Tuesday, March 24, 2009

Obama Flinches on Immigration

March 24, 2009

Obama Flinches on Immigration

In a little-noticed act of political faintheartedness, the Obama administration has pulled back from nominating Thomas Saenz, a highly regarded civil-rights lawyer and counsel to the mayor of Los Angeles, to run the Justice Department’s civil rights division.

Mr. Saenz, the former top litigator in Los Angeles for the Mexican American Legal Defense and Educational Fund, or Maldef, was privately offered the job in January. The floating of his name led to fierce outbursts from anti-immigrant groups and blogs, which detest him for being so good at what he does.

He was a leader of the successful fight to block California’s Proposition 187, an unconstitutional effort to deny social services and schooling to illegal immigrants. He has defended Latino day laborers who were targets of misguided local crackdowns, from illegal police stings to unconstitutional anti-solicitation ordinances. An editorial in Investor’s Business Daily slimed Mr. Saenz by calling him “an open-borders extremist” and said Maldef wanted to give California back to Mexico.

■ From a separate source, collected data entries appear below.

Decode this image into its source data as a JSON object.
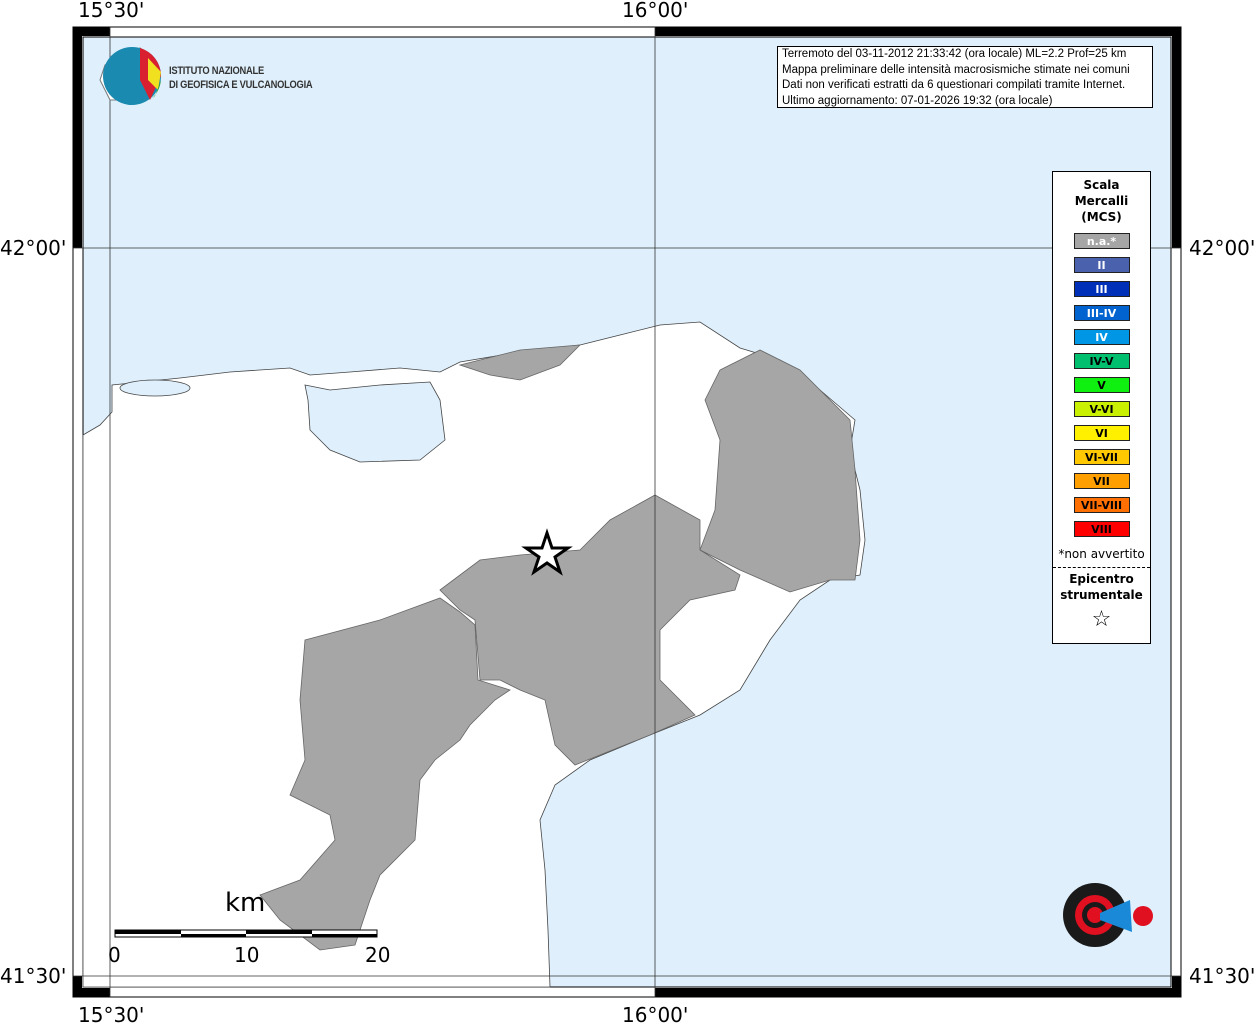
{
  "axes": {
    "lon_labels": [
      "15°30'",
      "16°00'"
    ],
    "lat_labels": [
      "42°00'",
      "41°30'"
    ]
  },
  "info": {
    "lines": [
      "Terremoto del 03-11-2012 21:33:42 (ora locale) ML=2.2 Prof=25 km",
      "Mappa preliminare delle intensità macrosismiche stimate nei comuni",
      "Dati non verificati estratti da 6 questionari compilati tramite Internet.",
      "Ultimo aggiornamento: 07-01-2026 19:32 (ora locale)"
    ]
  },
  "logo": {
    "ingv_line1": "ISTITUTO NAZIONALE",
    "ingv_line2": "DI GEOFISICA E VULCANOLOGIA",
    "hsit": "www.haisentitoilterremoto.it"
  },
  "legend": {
    "title": [
      "Scala",
      "Mercalli",
      "(MCS)"
    ],
    "items": [
      {
        "label": "n.a.*",
        "color": "#a6a6a6",
        "text": "#fff"
      },
      {
        "label": "II",
        "color": "#4a62ad",
        "text": "#fff"
      },
      {
        "label": "III",
        "color": "#0030b8",
        "text": "#fff"
      },
      {
        "label": "III-IV",
        "color": "#0063d0",
        "text": "#fff"
      },
      {
        "label": "IV",
        "color": "#0096e6",
        "text": "#fff"
      },
      {
        "label": "IV-V",
        "color": "#00c070",
        "text": "#000"
      },
      {
        "label": "V",
        "color": "#10f010",
        "text": "#000"
      },
      {
        "label": "V-VI",
        "color": "#c8f000",
        "text": "#000"
      },
      {
        "label": "VI",
        "color": "#fff000",
        "text": "#000"
      },
      {
        "label": "VI-VII",
        "color": "#ffc800",
        "text": "#000"
      },
      {
        "label": "VII",
        "color": "#ffa000",
        "text": "#000"
      },
      {
        "label": "VII-VIII",
        "color": "#ff7000",
        "text": "#000"
      },
      {
        "label": "VIII",
        "color": "#ff0000",
        "text": "#000"
      }
    ],
    "note": "*non avvertito",
    "epicenter": [
      "Epicentro",
      "strumentale"
    ],
    "star": "☆"
  },
  "scale": {
    "unit": "km",
    "ticks": [
      "0",
      "10",
      "20"
    ]
  },
  "colors": {
    "sea": "#dff0fc",
    "land": "#ffffff",
    "felt": "#a6a6a6"
  }
}
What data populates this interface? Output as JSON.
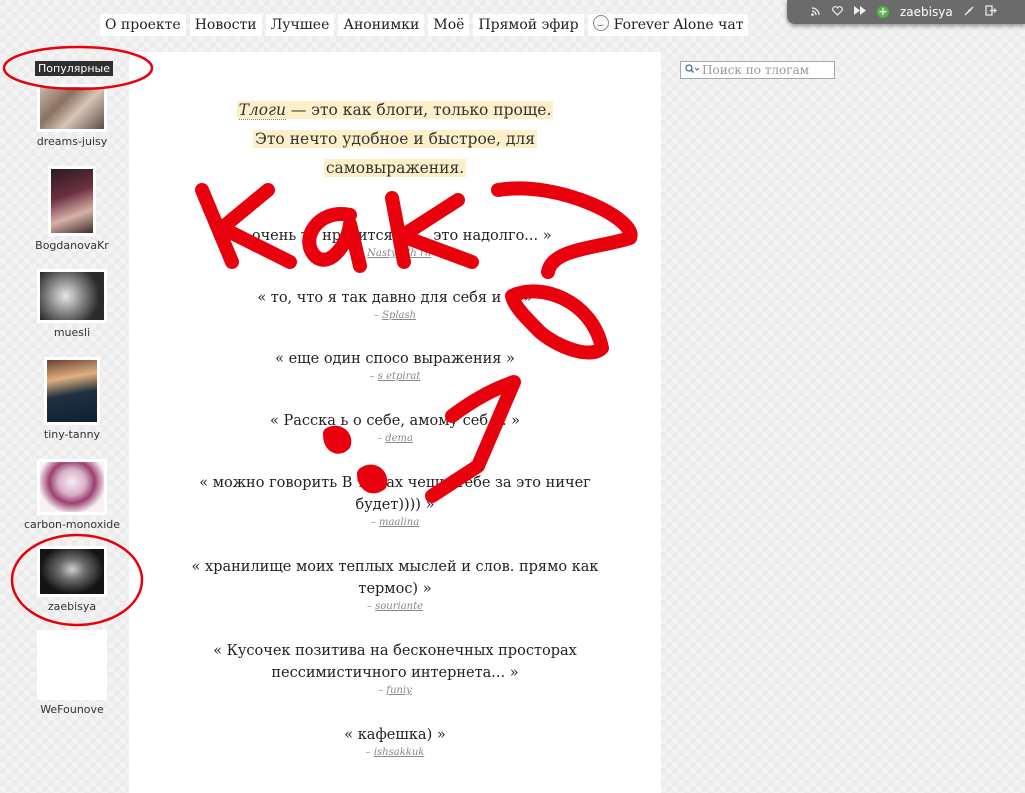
{
  "nav": {
    "items": [
      "О проекте",
      "Новости",
      "Лучшее",
      "Анонимки",
      "Моё",
      "Прямой эфир"
    ],
    "chat_label": "Forever Alone чат"
  },
  "userbar": {
    "icons": [
      "rss-icon",
      "heart-icon",
      "forward-icon",
      "plus-icon"
    ],
    "username": "zaebisya"
  },
  "sidebar": {
    "title": "Популярные",
    "users": [
      {
        "name": "dreams-juisy"
      },
      {
        "name": "BogdanovaKr"
      },
      {
        "name": "muesli"
      },
      {
        "name": "tiny-tanny"
      },
      {
        "name": "carbon-monoxide"
      },
      {
        "name": "zaebisya"
      },
      {
        "name": "WeFounove"
      }
    ]
  },
  "intro": {
    "title": "Тлоги",
    "line1": " — это как блоги, только проще.",
    "line2": "Это нечто удобное и быстрое, для",
    "line3": "самовыражения."
  },
  "quotes": [
    {
      "text": "« очень ту нравится. ду , это надолго... »",
      "author": "NastyaCh rn"
    },
    {
      "text": "« то, что я так давно для себя и а. »",
      "author": "Splash"
    },
    {
      "text": "« еще один спосо выражения »",
      "author": "s etpirat"
    },
    {
      "text": "« Расска ь о себе, амому себ ... »",
      "author": "dema"
    },
    {
      "text": "« можно говорить В то зах чешь, тебе за это ничег будет)))) »",
      "author": "maalina"
    },
    {
      "text": "« хранилище моих теплых мыслей и слов. прямо как термос) »",
      "author": "souriante"
    },
    {
      "text": "« Кусочек позитива на бесконечных просторах пессимистичного интернета... »",
      "author": "funiy"
    },
    {
      "text": "« кафешка) »",
      "author": "ishsakkuk"
    }
  ],
  "search": {
    "placeholder": "Поиск по тлогам"
  },
  "annotation": {
    "color": "#e8000d"
  }
}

None of it was true, but it was apparently too much for the White House. Mr. Saenz was ditched in favor of Maryland’s labor secretary, Thomas Perez, who has a solid record but is not as closely tied to immigrant rights.

Immigrant advocates are stuck with the sinking feeling that Mr. Obama’s supposed enthusiasm for immigration reform will wilt under pressure and heat. Representative Luis GutiĆ©rrez of Illinois, a member of the Congressional Hispanic Caucus, found it sadly unsurprising that a lawyer could be rejected for the nation’s top civil-rights job because he had stood up for civil rights. “In what other position do you find that your life experience, your educational knowledge and commitment to an issue actually hurts you?” he asked.

Mr. Obama may have avoided a nasty fight this time. But if he is ever going to win the battle to put 12 million illegal immigrants on a path to citizenship, he will to have to confront and dismantle the core restrictionist argument: that being an illegal immigrant is an unpardonable crime, one that strips away fundamental protections and forgives all manner of indecent treatment.

The Constitution’s bedrock protections do not apply to just the native-born. The suffering that illegal immigrants endure — from raids to workplace exploitation to mistreatment in detention — is a civil-rights crisis. It cannot be left to fester while we wait for the big immigration bill that may or may not arrive under this president.

Mr. Saenz would have been an ideal candidate to reaffirm values that have been lost in the poisoned immigration debate, had Mr. Obama dared to nominate him.